WIG jest aktualnie notowany z P/E na 2024 r. na 12,9x i 7,9x na 2025 r. oraz po P/BV na 1,19x na br. oraz 1,14x na 2025 r. Poniższe mnożniki, o ile mogą wydawać się podwyższone na br., to na 2025 r. mają przyzwoity poziom, w szczególności w porównaniu z S&P 500, którego P/E na br. wynosi 26,5x i 24,5x na przyszły rok oraz P/BV na 4,9x aktualnie i 4,2x w przyszłym roku. Oczywiście jakość i tempo zwiększania wyników przez amerykańskie spółki często są na dużo wyższym poziomie niż na GPW, co w ostatnich 15 latach jest widoczne, a w ostatnich miesiącach szczególnie.

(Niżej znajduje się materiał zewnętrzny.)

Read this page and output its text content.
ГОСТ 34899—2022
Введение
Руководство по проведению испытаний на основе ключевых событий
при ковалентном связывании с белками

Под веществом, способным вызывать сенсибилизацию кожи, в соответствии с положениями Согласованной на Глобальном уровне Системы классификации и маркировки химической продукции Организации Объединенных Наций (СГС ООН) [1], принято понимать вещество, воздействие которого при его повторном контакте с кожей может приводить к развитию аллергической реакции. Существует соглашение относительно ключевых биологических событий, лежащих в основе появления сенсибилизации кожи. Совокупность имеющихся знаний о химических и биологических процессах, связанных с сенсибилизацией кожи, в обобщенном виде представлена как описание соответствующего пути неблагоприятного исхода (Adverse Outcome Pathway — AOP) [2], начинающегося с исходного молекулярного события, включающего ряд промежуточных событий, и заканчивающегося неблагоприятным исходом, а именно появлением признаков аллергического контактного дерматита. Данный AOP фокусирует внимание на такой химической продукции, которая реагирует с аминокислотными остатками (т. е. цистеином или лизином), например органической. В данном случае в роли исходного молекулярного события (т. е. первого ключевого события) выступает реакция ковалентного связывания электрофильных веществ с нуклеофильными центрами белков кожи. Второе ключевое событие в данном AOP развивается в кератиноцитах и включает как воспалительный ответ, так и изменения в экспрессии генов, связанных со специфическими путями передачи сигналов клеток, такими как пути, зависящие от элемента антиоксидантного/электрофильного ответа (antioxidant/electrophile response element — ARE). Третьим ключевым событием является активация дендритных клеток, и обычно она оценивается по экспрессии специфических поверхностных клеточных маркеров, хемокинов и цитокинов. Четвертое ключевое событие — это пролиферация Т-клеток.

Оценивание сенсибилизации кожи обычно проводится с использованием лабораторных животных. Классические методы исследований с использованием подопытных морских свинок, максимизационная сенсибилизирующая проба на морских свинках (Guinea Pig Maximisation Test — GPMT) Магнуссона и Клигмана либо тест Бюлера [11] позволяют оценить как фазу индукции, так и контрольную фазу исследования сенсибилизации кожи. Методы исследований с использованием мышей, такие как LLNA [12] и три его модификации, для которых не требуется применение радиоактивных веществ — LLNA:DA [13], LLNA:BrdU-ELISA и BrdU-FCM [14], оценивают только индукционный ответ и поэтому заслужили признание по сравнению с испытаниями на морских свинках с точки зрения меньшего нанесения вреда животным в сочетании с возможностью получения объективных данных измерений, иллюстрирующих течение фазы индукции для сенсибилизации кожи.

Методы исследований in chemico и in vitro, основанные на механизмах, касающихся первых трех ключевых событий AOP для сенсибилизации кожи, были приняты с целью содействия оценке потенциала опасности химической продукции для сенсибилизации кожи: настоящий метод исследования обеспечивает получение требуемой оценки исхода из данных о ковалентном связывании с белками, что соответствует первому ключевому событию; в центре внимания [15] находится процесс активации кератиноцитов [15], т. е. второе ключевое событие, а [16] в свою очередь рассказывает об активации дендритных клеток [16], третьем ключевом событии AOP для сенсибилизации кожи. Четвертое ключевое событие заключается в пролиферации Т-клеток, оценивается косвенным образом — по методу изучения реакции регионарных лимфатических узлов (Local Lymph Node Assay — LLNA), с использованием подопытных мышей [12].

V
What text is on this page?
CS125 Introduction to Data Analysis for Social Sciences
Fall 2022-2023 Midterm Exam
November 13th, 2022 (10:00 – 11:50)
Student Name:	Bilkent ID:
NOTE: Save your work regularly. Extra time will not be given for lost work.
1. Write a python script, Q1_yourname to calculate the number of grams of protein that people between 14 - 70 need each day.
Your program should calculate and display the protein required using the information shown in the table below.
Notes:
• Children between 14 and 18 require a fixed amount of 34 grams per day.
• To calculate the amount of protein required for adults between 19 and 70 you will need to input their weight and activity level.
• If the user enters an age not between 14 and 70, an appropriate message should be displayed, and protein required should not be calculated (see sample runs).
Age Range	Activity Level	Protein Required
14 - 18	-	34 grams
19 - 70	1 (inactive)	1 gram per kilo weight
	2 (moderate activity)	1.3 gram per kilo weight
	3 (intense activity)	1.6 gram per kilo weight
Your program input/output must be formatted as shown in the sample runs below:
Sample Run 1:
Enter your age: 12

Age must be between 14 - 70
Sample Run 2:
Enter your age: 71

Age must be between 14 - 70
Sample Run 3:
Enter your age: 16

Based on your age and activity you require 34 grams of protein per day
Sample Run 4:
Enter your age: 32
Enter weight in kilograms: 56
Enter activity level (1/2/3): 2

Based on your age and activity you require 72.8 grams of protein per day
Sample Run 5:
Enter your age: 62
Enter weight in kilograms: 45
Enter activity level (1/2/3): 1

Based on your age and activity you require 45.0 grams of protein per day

Trump trade obowiązywał przed wyborami w USA, ale i wpływa po wyborach, ponieważ aktywa zyskujące na wygranej Trumpa wysysają płynność z pozostałych rynków. W przypadku WIG-u mieliśmy we wtorek 19 listopada dynamiczną ewakuację kapitału obawiającego się decyzji Donalda Trumpa w sprawie Ukrainy, ale póki czekamy na nominację prezydenta elekta (20 stycznia 2025 r.) i pierwsze decyzje prezydenta USA, znaczący kapitał najprawdopodobniej będzie wstrzymywał się z istotnymi ruchami. Jedna z narracji rynkowych mówi, że dopóki nie ma korekty rajdu Trump trade, w tym głównie na NASDAQ, Tesli czy bitcoinie, dopóty warto być ostrożnym.
Warto jednak zaakcentować istotną zmianę, tzn. po rajdzie na USD, indeksie DXY i osłabieniu EUR/USD do 1,033 nadchodzi okres sprzyjający odreagowaniu siły USD i słabości EUR. Czy powyższy sprzyjający walutowy układ będzie przekładał się na zniwelowanie słabości PLN? Raczej tak, z zastrzeżeniem, że obserwuję również skokowy spadek rentowności amerykańskich dziesięcioletnich obligacji skarbowych z blisko 4,50 proc. do aktualnie 4,20 proc., ale i potencjałem do zejścia poniżej 4,00 proc. Gdyby rentowność amerykańskich dziesięciolatek nadal dynamicznie spadała, to uwiarygodniałaby rebalancing dużych globalnych inwestorów i przechodzenie z bardzo mocnych akcji do dynamicznie drożejących (z niskich poziomów) obligacji i przystosowywanie portfeli pod wyniki na 2025 r.
Reasumując czynniki ryzyka, jak na razie zdają się utrzymywać nad WIG-iem, choć mnożniki fundamentalne zdają się być atrakcyjne. Słabość MSCI Poland do słabego MSCI EM nadal się utrzymuje i brakuje katalizatora zmiany nastawienia. Pytaniem otwartym jak dotąd jest kwestia, czy to już odpowiedni moment do zaskakującego odbicia WIG, czy do uklepania dołka potrzeba pogorszenia nastrojów i głębszej wyprzedaży. Słabość z drugiej połowy 2024 r. zdaje się wspierać perspektywy na 2025 r., chyba że będziemy mieli do czynienia z rasowym rynkiem niedźwiedzia, czym straszy część uczestników rynku, choć wsparciem fundamentalnym są atrakcyjne mnożniki wyceny na 2025 r.